Here's what I heard Dr. Patel say: "The good news is that your scan results look great and everything seems stable. However, OHSU compared these results to the ones you had nine months ago, so we really can't tell if there's any change."

Here's what Genevieve heard Dr. Patel say: "The good news is that you're still in remission." End of story.

How could I hear, "We really can't tell," while Genevieve hears, "You're in remission?" 

I haven't heard the word "remission" from anybody except Genevieve for the last four years. When people ask her how I'm doing, she says, "He's doing great. He's in remission." I always took this as her affirmation, her imposing her intentions on the situation, her creating the reality that she wants to happen. Now, my doctor is teaming up with her to do this? 

I don't know what to call it, or what he actually said.

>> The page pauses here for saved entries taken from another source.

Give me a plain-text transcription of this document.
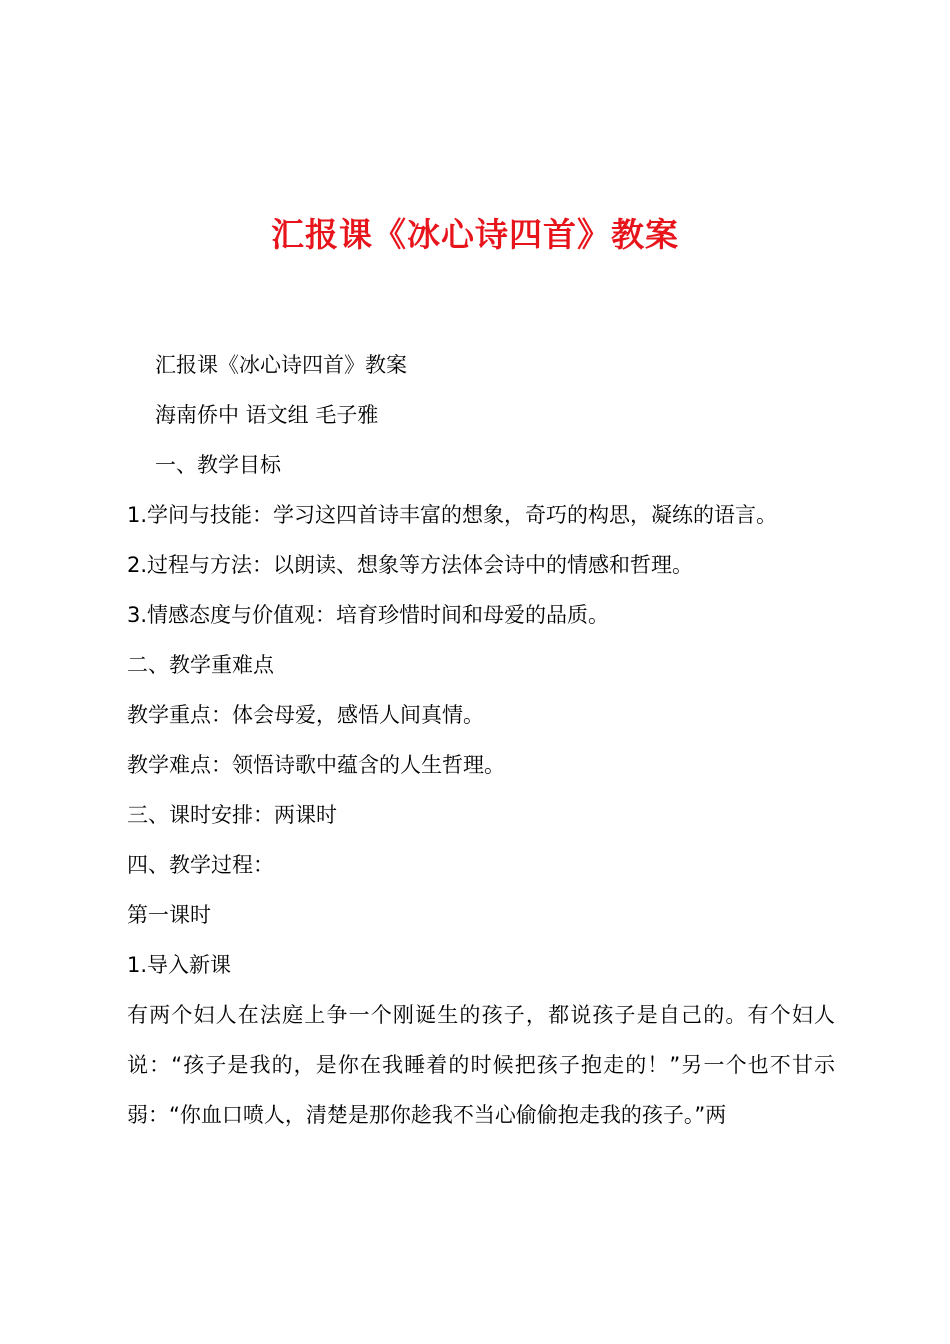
汇报课《冰心诗四首》教案

汇报课《冰心诗四首》教案

海南侨中 语文组 毛子雅

一、教学目标

1.学问与技能：学习这四首诗丰富的想象，奇巧的构思，凝练的语言。

2.过程与方法：以朗读、想象等方法体会诗中的情感和哲理。

3.情感态度与价值观：培育珍惜时间和母爱的品质。

二、教学重难点

教学重点：体会母爱，感悟人间真情。

教学难点：领悟诗歌中蕴含的人生哲理。

三、课时安排：两课时

四、教学过程：

第一课时

1.导入新课

有两个妇人在法庭上争一个刚诞生的孩子，都说孩子是自己的。有个妇人说：“孩子是我的，是你在我睡着的时候把孩子抱走的！”另一个也不甘示弱：“你血口喷人，清楚是那你趁我不当心偷偷抱走我的孩子。”两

All I know is that I'm feeling great, my scans haven't changed, and we're going to keep celebrating. 

OHSU had compared results from my CT scan, done two weeks ago in Portland, with ones done nine months earlier, also in Portland. The time in between, when I was having scans in San Diego, ceased to exist. The space/time continuum was then burst, as our UCSD (San Diego) radiologist said he would compare the last Portland scans with the most recent San Diego scans.  

Next (I think), time moved backwards, as we waited for the results. Eventually time started creeping forward again, and we received Dr. Patel's email: "No results back from the radiologists yet, but I eyeballed your scan and it looks great." He eyeballed it? Did I just slip and fall into the rabbit hole? Since when do oncologists trust their eyeballs to compare scans, when they don't even have another scan to compare it to? How do we know he's not in some kind of spacial distortion?   

Months later, in an email dated only three days later (proof of the time distortion), Dr. Patel emailed again: "CT of head and chest have been evaluated, and there's no change. Still looking great. However, we can't find the scan of your pelvis and abdomen to compare. Can you have OHSU burn another disc for you?" But before I even got to this email, time sped up and he sent a second email. "Never mind, we found it on the same disc. Won't be long now." Except it was. Very long. Weeeeeks  (possibly hours) later, he emailed again. "CT of pelvis and abdomen have been evaluated. No change!" 

Of course, with this great news, Genevieve and I went into a time loop and celebrated the CT results all over again. NO CHANGE! WOO HOO! TIME IS STANDING STILL FOR MY LUNGS!